Billionaire entrepreneur Elon Musk has ambitious plans to set up bases on the Red Planet, and recently suggested he could have an outpost up and running in just ten years.
But Jennifer Ngo-Anh, SciSpacE Team Leader with the European Space Agency (ESA) said the challenges were enormous.
Mrs Ngo-Anh, who was not commenting specifically about Mr Musk’s plans, said the problem arose because of the huge amount of radiation which emanates from the Sun in the form of solar particles as a result of coronal mass ejections (CMEs) and other solar activity.
She explained: “Cosmic radiation and its effects on the human body have been identified as one of the main showstoppers for human exploration and colonisation of the solar system.
“Crewmembers on long-duration exploration missions will be exposed to significant ionising radiation doses from Galactic Cosmic Radiation as well as from Solar Particle Events.
“Also secondary particles from the interaction of this radiation with spacecraft materials, planetary surfaces or a planetary atmosphere have to be considered.
“Possible health risks include cancer, damage to the central nervous system, cataracts, risk of acute radiation sickness, and cumulative, hereditary effects.
On Earth, people are shielded from the various rays which bombard the planet by a combination of the atmosphere and magnetosphere.
Together they block 99.9 percent of the harmful radiation from the Sun and deep space – but in space there is no such protection.
She added: “On Earth we are exposed to roughly 3 millisieverts of radiation per year.
“On the International Space Station astronauts, who typically stay there for an average of six months (like Tim Peake) are exposed to roughly 100 millisieverts of radiation.
“A roundtrip mission to Mars, not including time for exploration of the planet, would expose potential Martian astronauts to 662 millisieverts of radiation, which is scary considering in an astronaut’s career their cap is supposed to be 1,000 milliseverts!”
In order for a crew of astronauts to operate successfully on a base on the Moon, Mars or another planet, it was crucial to develop some type of shielding to protect them.
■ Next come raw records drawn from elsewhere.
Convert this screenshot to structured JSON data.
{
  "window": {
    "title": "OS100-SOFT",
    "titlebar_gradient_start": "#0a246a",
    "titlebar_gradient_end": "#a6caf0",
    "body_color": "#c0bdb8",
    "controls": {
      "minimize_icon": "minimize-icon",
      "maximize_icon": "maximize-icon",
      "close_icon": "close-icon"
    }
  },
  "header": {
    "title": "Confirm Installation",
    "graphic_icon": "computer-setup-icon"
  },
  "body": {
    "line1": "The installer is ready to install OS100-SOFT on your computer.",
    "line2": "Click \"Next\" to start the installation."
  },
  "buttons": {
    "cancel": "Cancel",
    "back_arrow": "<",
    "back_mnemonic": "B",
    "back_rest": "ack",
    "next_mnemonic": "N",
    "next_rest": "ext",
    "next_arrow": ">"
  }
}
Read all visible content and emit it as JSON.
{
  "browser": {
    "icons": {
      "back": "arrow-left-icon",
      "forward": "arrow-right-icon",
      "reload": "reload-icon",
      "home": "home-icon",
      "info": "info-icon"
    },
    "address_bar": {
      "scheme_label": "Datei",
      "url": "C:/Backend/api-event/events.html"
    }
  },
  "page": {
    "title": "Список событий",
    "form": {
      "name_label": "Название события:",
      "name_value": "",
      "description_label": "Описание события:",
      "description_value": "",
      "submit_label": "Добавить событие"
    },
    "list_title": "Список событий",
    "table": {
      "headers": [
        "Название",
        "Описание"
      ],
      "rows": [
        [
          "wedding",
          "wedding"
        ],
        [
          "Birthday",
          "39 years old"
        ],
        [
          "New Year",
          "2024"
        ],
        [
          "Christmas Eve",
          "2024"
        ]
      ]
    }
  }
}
Mrs Ngo-Anh explained: “Unfortunately – to date – we do not yet have good, practical and efficient countermeasures or radiation protection strategies at hand.
“That is why since 2005 we have been cooperating with the GSI Helmholtz Center for Heavy Ion Research in Darmstadt within the so-called IBER programme (Investigations into the Biological Effects of Space Radiation) trying to advance our space radiation knowledge.”
Starting last year, the ESA has made five European radiation research facilities located in Germany, France, Italy and the Netherlands available to scientists trying to develop possible solutions to the problem, Mrs Ngo-Anh said.
Speaking in 2016, Mr Musk told the International Astronautical Federation (IAC) in Guadalajara, Mexico he was not particularly concerned about the threat posed by radiation.
He explained: “There’s going to be some risk of radiation, but it’s not deadly.
“There will be some slightly increased risk of cancer, but I think it’s relatively minor.
“The radiation thing is often brought up, but I think it’s not too big of a deal.”